Es wird sehr schnell klar, wer die eigentliche Zielgruppe des Spiels ist: Die Fans von Pokémon Go, die Nintendo mit diesem Spiel an die Switch führen will. Auch für Nostalgiker, die mit Pokémon: Let’s Go noch mal in ihre Kindheit zurück wollen, ist dieser Ableger sehr geeignet. Immerhin gilt die Kanto-Generation bis heute als die beliebteste. Hardcore-Fans hingegen werden dem anspruchslosen Spiel schnell überdrüssig und müssen sich mit der Hoffnung auf das Post-Game über Wasser halten. Nach dem regulären Ende warten nämlich einige toughe Herausforderungen. Zunächst mal das PvP gegen Spieler aus der ganzen Welt – entweder 1-gegen-1 oder im 2-gegen-2. Hier komme ich je nach Gegner mit meinen Standard-Pokémon nur bedingt weit und muss damit beginnen, mit ein wirklich starkes Team aufzubauen. Im PvE tauchen zudem noch die Meister-Trainer auf, die ebenfalls besonders starke Pokémon ins Rennen schicken und dann gibt es natürlich noch die allumfassende Quest, wirkliches jedes der 151 Pokémon zu sammeln. Zwar ist das alles im direkten Vergleich mit Pokémon Sonne und Mond natürlich etwas dürftig, aber wie schon angemerkt ist Pokémon: Let’s Go weniger DAS nächste große Pokémon-Spiel, als mehr ein Weg, neue Fans langsam an das Franchise zu führen. Als jemand, der in den letzten Jahren kaum ein Pokémon-Spiel in der Hand hatte, habe ich super viel Spaß mit Let’s Go, gerade weil es mich nicht erschlägt.

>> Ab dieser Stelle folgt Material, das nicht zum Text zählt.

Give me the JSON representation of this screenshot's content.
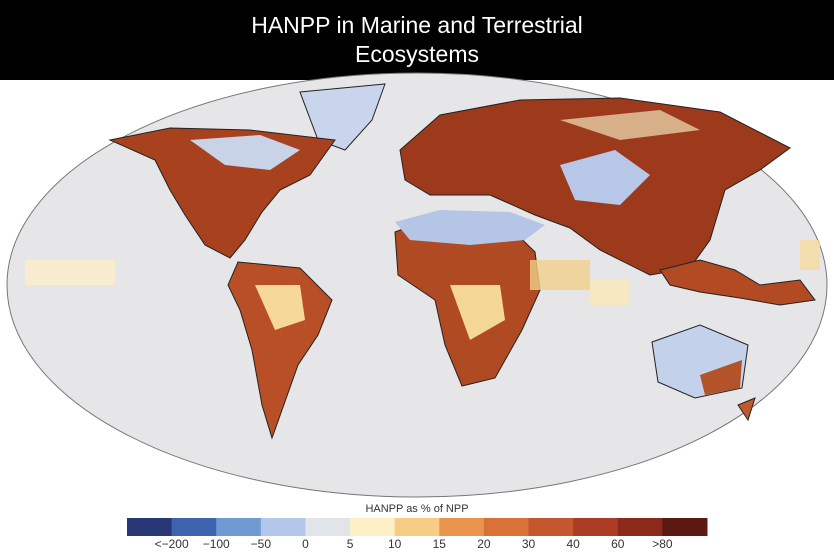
{
  "header": {
    "title": "HANPP in Marine and Terrestrial Ecosystems"
  },
  "legend": {
    "title": "HANPP as % of NPP",
    "colors": [
      "#283877",
      "#3e62ae",
      "#6f9ad2",
      "#b2c7ea",
      "#e1e5e9",
      "#fdf0c6",
      "#f7cd85",
      "#e8944c",
      "#d87238",
      "#c4572e",
      "#aa3d24",
      "#8b291b",
      "#5c1913"
    ],
    "labels": [
      "<−200",
      "−100",
      "−50",
      "0",
      "5",
      "10",
      "15",
      "20",
      "30",
      "40",
      "60",
      ">80"
    ]
  }
}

Wirklich cool ist dazu noch der lokale Koop-Modus, der nach Lust und Laune zu jeder Zeit aktiviert werden kann und es einem zweiten Spieler ermöglicht, die Kontrolle über einen eigenen Charakter zu übernehmen. Zwar ist dieser nur ein Dummy, der keine eigenen Aktionen durchführen oder Pokémon besitzen kann (für die Kämpfe nimmt der Mitspieler immer das zweite Pokémon aus dem Team), bringt dem Ganzen aber etwas mehr Dynamik. Vor allem beim Fangen, wenn gut abgestimmte Kombowürfe einen besonders starken und hübsch animierten Fangversuch auslösen. Allerdings leidet der ohnehin schon niedrige Schwierigkeitsgrad noch mal unter der doppelten Power, da die Spielwelt sich dem nicht anpasst und man plötzlich zu zweit gegen einen Trainer kämpft, was nicht nur unfair klingt, sondern auch unfair ist.

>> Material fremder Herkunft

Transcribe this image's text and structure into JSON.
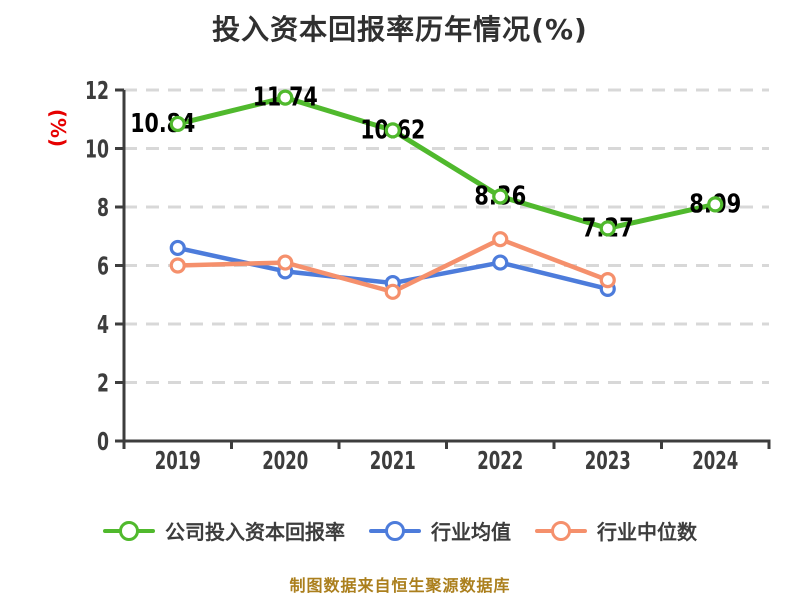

Ein besonderes Gadget ist der Pokéball Plus, der für rund 40 Euro extra erworben werden kann. Dieser dient nicht nur als besonders stylischer Joycon, sondern kann auch für weitere Funktionen genutzt werden. Ich kann zum Beispiel ein Pokémon in den Ball laden, das ich dann auch außerhalb des Spiels mit mir herumtrage. Je nach gelaufenen Kilometern bekommt es dann Erfahrungspunkte. Nach rund 10.000 Schritten zum Beispiel war unser Level 5 Piepi dann Level 25. Eine gute Möglichkeit also, ein bestimmtes Pokémon zu leveln. Zwar könnte ich das System auch einfach austricksen und den Pokéball Plus einfach in der Hand pendeln, aber das muss dann wohl jeder für sich selbst entscheiden. Weiter kann der Pokéball Plus auch mit Pokémon Go verknüpft werden und dient hier als Erweiterung, ähnlich dem Pokémon Go Plus. Als schmackhaftes Bonbon enthält jeder Pokéball Plus ein Mew. Der Spezial-Controller ist ein deutliches Highlight von Pokémon: Let’s Go und das vereinfachte Aufleveln bei Schrittzähler will ich gar nicht mehr missen.

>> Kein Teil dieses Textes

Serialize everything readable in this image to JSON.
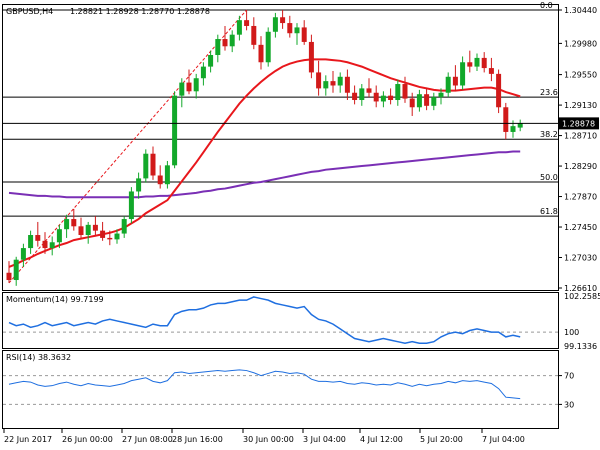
{
  "header": {
    "symbol": "GBPUSD,H4",
    "ohlc": "1.28821 1.28928 1.28770 1.28878"
  },
  "price_axis": {
    "ticks": [
      "1.30440",
      "1.29980",
      "1.29550",
      "1.29130",
      "1.28710",
      "1.28290",
      "1.27870",
      "1.27450",
      "1.27030",
      "1.26610"
    ],
    "ylim": [
      1.2661,
      1.3044
    ],
    "current_price": "1.28878"
  },
  "fibonacci": [
    {
      "label": "0.0",
      "price": 1.3044
    },
    {
      "label": "23.6",
      "price": 1.2924
    },
    {
      "label": "38.2",
      "price": 1.2866
    },
    {
      "label": "50.0",
      "price": 1.2807
    },
    {
      "label": "61.8",
      "price": 1.276
    }
  ],
  "momentum": {
    "label": "Momentum(14) 99.7199",
    "ticks": [
      "102.2585",
      "100",
      "99.1336"
    ],
    "ylim": [
      99.13,
      102.26
    ],
    "level": 100
  },
  "rsi": {
    "label": "RSI(14) 38.3632",
    "ticks": [
      "70",
      "30"
    ],
    "ylim": [
      0,
      100
    ],
    "levels": [
      70,
      30
    ]
  },
  "time_axis": [
    "22 Jun 2017",
    "26 Jun 00:00",
    "27 Jun 08:00",
    "28 Jun 16:00",
    "30 Jun 00:00",
    "3 Jul 04:00",
    "4 Jul 12:00",
    "5 Jul 20:00",
    "7 Jul 04:00"
  ],
  "colors": {
    "bull": "#12a82a",
    "bear": "#d11a1a",
    "sma20": "#e8171c",
    "sma100": "#7a2fb5",
    "oscillator": "#1f6fe0",
    "fib": "#000000"
  },
  "chart_data": {
    "type": "candlestick",
    "candles": [
      [
        1.2682,
        1.2698,
        1.2668,
        1.2672
      ],
      [
        1.2672,
        1.2704,
        1.2664,
        1.27
      ],
      [
        1.27,
        1.2722,
        1.269,
        1.2716
      ],
      [
        1.2716,
        1.274,
        1.2708,
        1.2734
      ],
      [
        1.2734,
        1.2752,
        1.2718,
        1.2726
      ],
      [
        1.2726,
        1.2738,
        1.2708,
        1.2716
      ],
      [
        1.2716,
        1.2732,
        1.2706,
        1.2724
      ],
      [
        1.2724,
        1.2748,
        1.2716,
        1.2742
      ],
      [
        1.2742,
        1.2762,
        1.273,
        1.2756
      ],
      [
        1.2756,
        1.277,
        1.274,
        1.2746
      ],
      [
        1.2746,
        1.2758,
        1.2728,
        1.2734
      ],
      [
        1.2734,
        1.2752,
        1.2722,
        1.2748
      ],
      [
        1.2748,
        1.276,
        1.2734,
        1.274
      ],
      [
        1.274,
        1.2752,
        1.2726,
        1.273
      ],
      [
        1.273,
        1.274,
        1.272,
        1.2728
      ],
      [
        1.2728,
        1.2742,
        1.2722,
        1.2736
      ],
      [
        1.2736,
        1.276,
        1.273,
        1.2756
      ],
      [
        1.2756,
        1.28,
        1.275,
        1.2794
      ],
      [
        1.2794,
        1.282,
        1.2784,
        1.2812
      ],
      [
        1.2812,
        1.2852,
        1.2806,
        1.2846
      ],
      [
        1.2846,
        1.2856,
        1.281,
        1.2816
      ],
      [
        1.2816,
        1.283,
        1.2798,
        1.2804
      ],
      [
        1.2804,
        1.2836,
        1.2798,
        1.283
      ],
      [
        1.283,
        1.2932,
        1.2826,
        1.2926
      ],
      [
        1.2926,
        1.295,
        1.291,
        1.2944
      ],
      [
        1.2944,
        1.2962,
        1.2928,
        1.2932
      ],
      [
        1.2932,
        1.2956,
        1.2922,
        1.295
      ],
      [
        1.295,
        1.2972,
        1.294,
        1.2966
      ],
      [
        1.2966,
        1.2988,
        1.2958,
        1.2982
      ],
      [
        1.2982,
        1.301,
        1.2972,
        1.3004
      ],
      [
        1.3004,
        1.3022,
        1.2988,
        1.2994
      ],
      [
        1.2994,
        1.3016,
        1.2986,
        1.301
      ],
      [
        1.301,
        1.3036,
        1.3002,
        1.303
      ],
      [
        1.303,
        1.3044,
        1.3016,
        1.3022
      ],
      [
        1.3022,
        1.3034,
        1.299,
        1.2996
      ],
      [
        1.2996,
        1.3008,
        1.2962,
        1.2972
      ],
      [
        1.2972,
        1.302,
        1.2966,
        1.3014
      ],
      [
        1.3014,
        1.304,
        1.3006,
        1.3034
      ],
      [
        1.3034,
        1.3044,
        1.3018,
        1.3026
      ],
      [
        1.3026,
        1.3036,
        1.3006,
        1.3012
      ],
      [
        1.3012,
        1.3026,
        1.2996,
        1.302
      ],
      [
        1.302,
        1.303,
        1.2996,
        1.3
      ],
      [
        1.3,
        1.301,
        1.295,
        1.2958
      ],
      [
        1.2958,
        1.2974,
        1.2926,
        1.2936
      ],
      [
        1.2936,
        1.2954,
        1.2926,
        1.2946
      ],
      [
        1.2946,
        1.296,
        1.293,
        1.294
      ],
      [
        1.294,
        1.2958,
        1.293,
        1.2952
      ],
      [
        1.2952,
        1.2962,
        1.292,
        1.293
      ],
      [
        1.293,
        1.294,
        1.2914,
        1.292
      ],
      [
        1.292,
        1.2942,
        1.2912,
        1.2936
      ],
      [
        1.2936,
        1.295,
        1.2924,
        1.293
      ],
      [
        1.293,
        1.294,
        1.291,
        1.2918
      ],
      [
        1.2918,
        1.2932,
        1.291,
        1.2926
      ],
      [
        1.2926,
        1.2936,
        1.2914,
        1.292
      ],
      [
        1.292,
        1.2948,
        1.2912,
        1.2942
      ],
      [
        1.2942,
        1.2952,
        1.2916,
        1.2922
      ],
      [
        1.2922,
        1.293,
        1.2898,
        1.291
      ],
      [
        1.291,
        1.2934,
        1.2904,
        1.2928
      ],
      [
        1.2928,
        1.2936,
        1.2906,
        1.2912
      ],
      [
        1.2912,
        1.293,
        1.2906,
        1.2924
      ],
      [
        1.2924,
        1.2936,
        1.2914,
        1.293
      ],
      [
        1.293,
        1.2958,
        1.2924,
        1.2952
      ],
      [
        1.2952,
        1.2968,
        1.2932,
        1.294
      ],
      [
        1.294,
        1.298,
        1.2934,
        1.2972
      ],
      [
        1.2972,
        1.2988,
        1.2958,
        1.2966
      ],
      [
        1.2966,
        1.2984,
        1.296,
        1.2978
      ],
      [
        1.2978,
        1.2986,
        1.2958,
        1.2964
      ],
      [
        1.2964,
        1.2978,
        1.2946,
        1.2956
      ],
      [
        1.2956,
        1.2962,
        1.2902,
        1.291
      ],
      [
        1.291,
        1.2916,
        1.2866,
        1.2876
      ],
      [
        1.2876,
        1.2892,
        1.2868,
        1.2884
      ],
      [
        1.2882,
        1.2893,
        1.2877,
        1.2888
      ]
    ],
    "sma20": [
      1.269,
      1.2694,
      1.2699,
      1.2703,
      1.2708,
      1.2712,
      1.2716,
      1.272,
      1.2723,
      1.2727,
      1.2729,
      1.2731,
      1.2733,
      1.2735,
      1.2737,
      1.274,
      1.2744,
      1.275,
      1.2756,
      1.2764,
      1.277,
      1.2776,
      1.2782,
      1.2795,
      1.2808,
      1.2821,
      1.2834,
      1.2848,
      1.2862,
      1.2876,
      1.2889,
      1.2902,
      1.2915,
      1.2926,
      1.2936,
      1.2945,
      1.2953,
      1.296,
      1.2966,
      1.297,
      1.2973,
      1.2975,
      1.2976,
      1.2976,
      1.2976,
      1.2975,
      1.2974,
      1.2972,
      1.2969,
      1.2966,
      1.2962,
      1.2958,
      1.2954,
      1.295,
      1.2947,
      1.2944,
      1.2941,
      1.2938,
      1.2936,
      1.2934,
      1.2933,
      1.2933,
      1.2933,
      1.2934,
      1.2935,
      1.2936,
      1.2937,
      1.2937,
      1.2935,
      1.2931,
      1.2928,
      1.2925
    ],
    "sma100": [
      1.2792,
      1.2791,
      1.279,
      1.2789,
      1.2788,
      1.2788,
      1.2787,
      1.2787,
      1.2786,
      1.2786,
      1.2786,
      1.2786,
      1.2786,
      1.2786,
      1.2786,
      1.2786,
      1.2786,
      1.2786,
      1.2786,
      1.2787,
      1.2787,
      1.2788,
      1.2788,
      1.2789,
      1.279,
      1.2791,
      1.2792,
      1.2794,
      1.2795,
      1.2797,
      1.2798,
      1.28,
      1.2802,
      1.2804,
      1.2806,
      1.2807,
      1.2809,
      1.2811,
      1.2813,
      1.2815,
      1.2817,
      1.2819,
      1.2821,
      1.2822,
      1.2824,
      1.2825,
      1.2826,
      1.2827,
      1.2828,
      1.2829,
      1.283,
      1.2831,
      1.2832,
      1.2833,
      1.2834,
      1.2835,
      1.2836,
      1.2837,
      1.2838,
      1.2839,
      1.284,
      1.2841,
      1.2842,
      1.2843,
      1.2844,
      1.2845,
      1.2846,
      1.2847,
      1.2848,
      1.2848,
      1.2849,
      1.2849
    ],
    "momentum_values": [
      100.6,
      100.4,
      100.5,
      100.3,
      100.4,
      100.6,
      100.4,
      100.5,
      100.6,
      100.4,
      100.5,
      100.6,
      100.5,
      100.7,
      100.8,
      100.7,
      100.6,
      100.5,
      100.4,
      100.3,
      100.5,
      100.4,
      100.4,
      101.1,
      101.3,
      101.4,
      101.4,
      101.5,
      101.7,
      101.8,
      101.8,
      101.9,
      102.0,
      102.0,
      102.2,
      102.1,
      102.0,
      101.8,
      101.7,
      101.6,
      101.5,
      101.6,
      101.1,
      100.8,
      100.7,
      100.5,
      100.2,
      99.9,
      99.6,
      99.5,
      99.4,
      99.5,
      99.6,
      99.5,
      99.4,
      99.3,
      99.4,
      99.3,
      99.3,
      99.4,
      99.7,
      99.9,
      100.0,
      99.9,
      100.1,
      100.2,
      100.1,
      100.0,
      100.0,
      99.7,
      99.8,
      99.7
    ],
    "rsi_values": [
      58,
      60,
      62,
      61,
      57,
      55,
      56,
      59,
      61,
      58,
      56,
      59,
      57,
      56,
      55,
      57,
      59,
      63,
      65,
      67,
      62,
      60,
      63,
      74,
      75,
      73,
      74,
      75,
      76,
      77,
      76,
      77,
      78,
      77,
      74,
      70,
      73,
      76,
      75,
      73,
      74,
      72,
      65,
      62,
      62,
      61,
      62,
      59,
      58,
      60,
      59,
      57,
      58,
      57,
      60,
      58,
      55,
      58,
      56,
      58,
      59,
      62,
      60,
      63,
      62,
      63,
      61,
      59,
      52,
      40,
      39,
      38
    ]
  }
}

Aber auch ohne Pokéball Plus kann ich Pokémon: Let’s Go mit Pokémon Go verknüpfen und in der ehemaligen Safari Zone (die jetzt GO-Park heißt) Pokémon zwischen den beiden Spielen tauschen oder kleinere Quests in Pokémon Go lösen. Hier wird noch mal deutlich klar, dass vor allem die Spieler von Niantics Mobilegame angesprochen werden sollen. 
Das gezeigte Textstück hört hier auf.